This work addresses the curse of dimensionality and model misspecification in learning nonlinear operators between infinite-dimensional spaces. We propose a stochastic approximation framework based on Mercer operator-valued kernels. Methodologically, the approach unifies treatment of general kernel structures—including compact and diagonal kernels—by integrating vector-valued reproducing kernel Hilbert spaces (RKHS), spectral decomposition, and interpolation space theory to construct a vector-valued interpolation space with quantifiable model error. Theoretically, we establish, for the first time, dimension-independent polynomial convergence rates, overcoming the linear-rate limitation inherent to scalar-valued kernels (K = kI) and providing rigorous theoretical guarantees for genuinely nonlinear operator learning.
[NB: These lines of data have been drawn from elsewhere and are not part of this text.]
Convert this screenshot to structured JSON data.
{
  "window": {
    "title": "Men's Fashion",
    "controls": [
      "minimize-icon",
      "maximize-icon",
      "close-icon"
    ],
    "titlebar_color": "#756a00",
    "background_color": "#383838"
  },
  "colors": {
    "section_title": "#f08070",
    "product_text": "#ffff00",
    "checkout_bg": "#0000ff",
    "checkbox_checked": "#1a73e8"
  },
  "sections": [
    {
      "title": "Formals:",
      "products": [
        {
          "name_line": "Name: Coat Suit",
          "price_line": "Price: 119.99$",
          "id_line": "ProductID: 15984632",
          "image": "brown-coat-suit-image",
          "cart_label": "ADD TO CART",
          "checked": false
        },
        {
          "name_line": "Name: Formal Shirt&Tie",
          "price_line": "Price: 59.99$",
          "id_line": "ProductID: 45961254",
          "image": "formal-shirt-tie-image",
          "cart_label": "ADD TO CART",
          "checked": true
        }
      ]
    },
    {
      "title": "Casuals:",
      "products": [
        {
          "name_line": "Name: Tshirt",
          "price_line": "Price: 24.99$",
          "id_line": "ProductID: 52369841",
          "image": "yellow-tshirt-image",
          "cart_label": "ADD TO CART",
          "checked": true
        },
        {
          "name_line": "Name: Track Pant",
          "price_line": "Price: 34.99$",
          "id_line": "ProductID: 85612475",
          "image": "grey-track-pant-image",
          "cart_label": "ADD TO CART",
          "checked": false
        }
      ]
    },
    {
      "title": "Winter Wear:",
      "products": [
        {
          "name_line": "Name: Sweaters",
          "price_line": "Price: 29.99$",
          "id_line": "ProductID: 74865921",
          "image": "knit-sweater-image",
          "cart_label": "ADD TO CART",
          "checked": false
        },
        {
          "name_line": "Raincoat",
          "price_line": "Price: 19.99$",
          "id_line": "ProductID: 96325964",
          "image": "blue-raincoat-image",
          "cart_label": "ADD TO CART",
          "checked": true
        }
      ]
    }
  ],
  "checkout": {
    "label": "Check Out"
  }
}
Numerical experiments on the two-dimensional Navier–Stokes equations demonstrate high-accuracy modeling and confirm the framework’s effectiveness in mitigating the curse of dimensionality.

We develop a stochastic approximation framework for learning nonlinear operators between infinite-dimensional spaces utilizing general Mercer operator-valued kernels. Our framework encompasses two key classes: (i) compact kernels, which admit discrete spectral decompositions, and (ii) diagonal kernels of the form $K(x,x')=k(x,x')T$, where $k$ is a scalar-valued kernel and $T$ is a positive operator on the output space. This broad setting induces expressive vector-valued reproducing kernel Hilbert spaces (RKHSs) that generalize the classical $K=kI$ paradigm, thereby enabling rich structural modeling with rigorous theoretical guarantees. To address target operators lying outside the RKHS, we introduce vector-valued interpolation spaces to precisely quantify misspecification error. Within this framework, we establish dimension-free polynomial convergence rates, demonstrating that nonlinear operator learning can overcome the curse of dimensionality. The use of general operator-valued kernels further allows us to derive rates for intrinsically nonlinear operator learning, going beyond the linear-type behavior inherent in diagonal constructions of $K=kI$. Importantly, this framework accommodates a wide range of operator learning tasks, ranging from integral operators such as Fredholm operators to architectures based on encoder-decoder representations. Moreover, we validate its effectiveness through numerical experiments on the two-dimensional Navier-Stokes equations.